Tujuan dari visualisasi ketiga adalah untuk menentukan seberapa banyak setiap variabel diwakili dalam komponen tertentu. Kualitas representasi seperti itu disebut Cos2 dan sesuai dengan kosinus kuadrat, dan dihitung menggunakan fungsi.fviz_cos2

  • Nilai rendah berarti bahwa variabel tidak diwakili dengan sempurna oleh komponen tersebut.

  • Nilai tinggi, di sisi lain, berarti representasi yang baik dari variabel pada komponen itu.

fviz_cos2(data.pca, choice = "var", axes = 1:2)

Diagram ini menunjukkan kontribusi masing-masing variabel terhadap dua dimensi utama (Dim1 dan Dim2).

  • Variabel dengan nilai Cos2 yang tinggi (mendekati 1), seperti KALORI_KAP, EXPEND, dan NONFOOD, memiliki kontribusi yang sangat baik dalam membentuk kedua dimensi utama. Artinya, variabel-variabel ini paling relevan dalam analisis PCA.
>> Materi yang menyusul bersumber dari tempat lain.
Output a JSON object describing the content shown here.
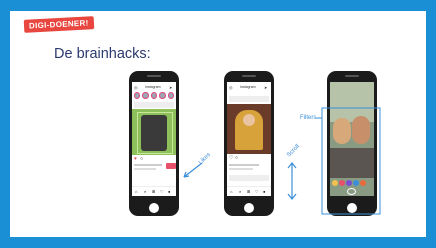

  • Variabel seperti FOOD, WEIND, WERT, W2, dan W1 memiliki nilai Cos2 yang rendah, sehingga kurang terwakili dengan baik dalam dua dimensi utama ini.

Secara keseluruhan, variabel dengan Cos2 tinggi adalah yang paling penting dalam analisis, sedangkan variabel dengan Cos2 rendah mungkin memiliki kontribusi yang lebih kecil terhadap dimensi utama atau lebih berpengaruh pada dimensi lainnya.
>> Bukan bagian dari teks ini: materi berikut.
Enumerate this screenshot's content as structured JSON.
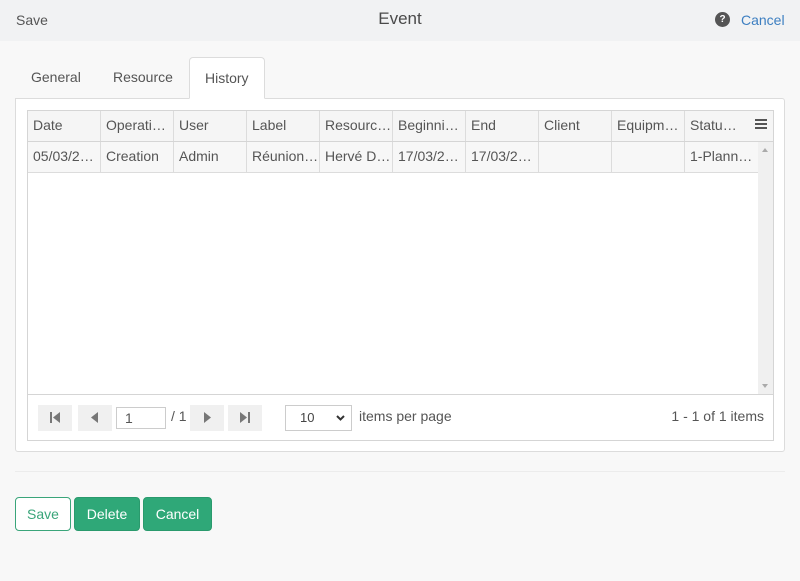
{
  "header": {
    "save_label": "Save",
    "title": "Event",
    "help_icon": "?",
    "cancel_label": "Cancel"
  },
  "tabs": [
    {
      "label": "General",
      "active": false
    },
    {
      "label": "Resource",
      "active": false
    },
    {
      "label": "History",
      "active": true
    }
  ],
  "grid": {
    "columns": [
      "Date",
      "Operati…",
      "User",
      "Label",
      "Resourc…",
      "Beginni…",
      "End",
      "Client",
      "Equipm…",
      "Statu…"
    ],
    "rows": [
      [
        "05/03/2…",
        "Creation",
        "Admin",
        "Réunion…",
        "Hervé D…",
        "17/03/2…",
        "17/03/2…",
        "",
        "",
        "1-Plann…"
      ]
    ]
  },
  "pager": {
    "current_page": "1",
    "total_pages": "/ 1",
    "page_size": "10",
    "per_page_label": "items per page",
    "info": "1 - 1 of 1 items"
  },
  "footer": {
    "save_label": "Save",
    "delete_label": "Delete",
    "cancel_label": "Cancel"
  },
  "colors": {
    "accent_green": "#2fa878",
    "link_blue": "#3d7fc1"
  }
}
Biplot digabungkan dengan cos2

Biplot dan varibel penting dapat digabungkan untuk membuat satu biplot, di mana variabel dengan skor cos2 yang serupa akan memiliki warna yang serupa. Ini dicapai dengan menyempurnakan fungsi sebagai berikut: fviz_pca_var

fviz_pca_var(data.pca, col.var = "cos2",
            gradient.cols = c("black", "orange", "green"),
            repel = TRUE)

Dari biplot di atas:

  • Variabel cos2 tinggi diwarnai hijau: EXPEND, KALORI-KAP, NONFOOD, PROTE_KAP, KAPITA, LEMAK_KAP, KARBO_KAP.

  • VAriabel mid cos2 memiliki warna oranye: FOOD.

  • Variabel cos2 rendah memiliki warna hitam: WEIND, WERT, WI1, WI2.

Kesimpulan

Data Susenas yang dianalisis dengan Analisis Komponen Utama (PCA) membentuk 3 komponen utama dengan presentase 69,7% mewakili dari data asli. Dimensi utama pertama menggambarkan pola konsumsi dan pengeluaran masyarakat, sedangkan dimensi kedua mencerminkan faktor yang lebih spesifik seperti indikator-indikator tertentu (misalnya WEIND dan WERT). Analisis ini memberikan wawasan tentang variabel-variabel yang paling penting dan relevan dalam menjelaskan data.

Saran

Saran untuk penelitian ini adalah untuk memperbaiki kualitas data sebelum melanjutkan analisis lebih lanjut. Nilai KMO yang rendah (0,5) menunjukkan bahwa data yang digunakan mungkin kurang ideal untuk diterapkan dalam analisis PCA. Oleh karena itu, disarankan untuk melakukan pembersihan data lebih mendalam, seperti mengidentifikasi dan menghilangkan variabel yang tidak relevan atau mengandung noise tinggi. Dengan demikian, kualitas data akan meningkat, yang pada gilirannya dapat meningkatkan hasil dari analisis multivariat yang dilakukan. Pembersihan data yang lebih teliti juga dapat membantu memperoleh temuan yang lebih akurat dan dapat diandalkan.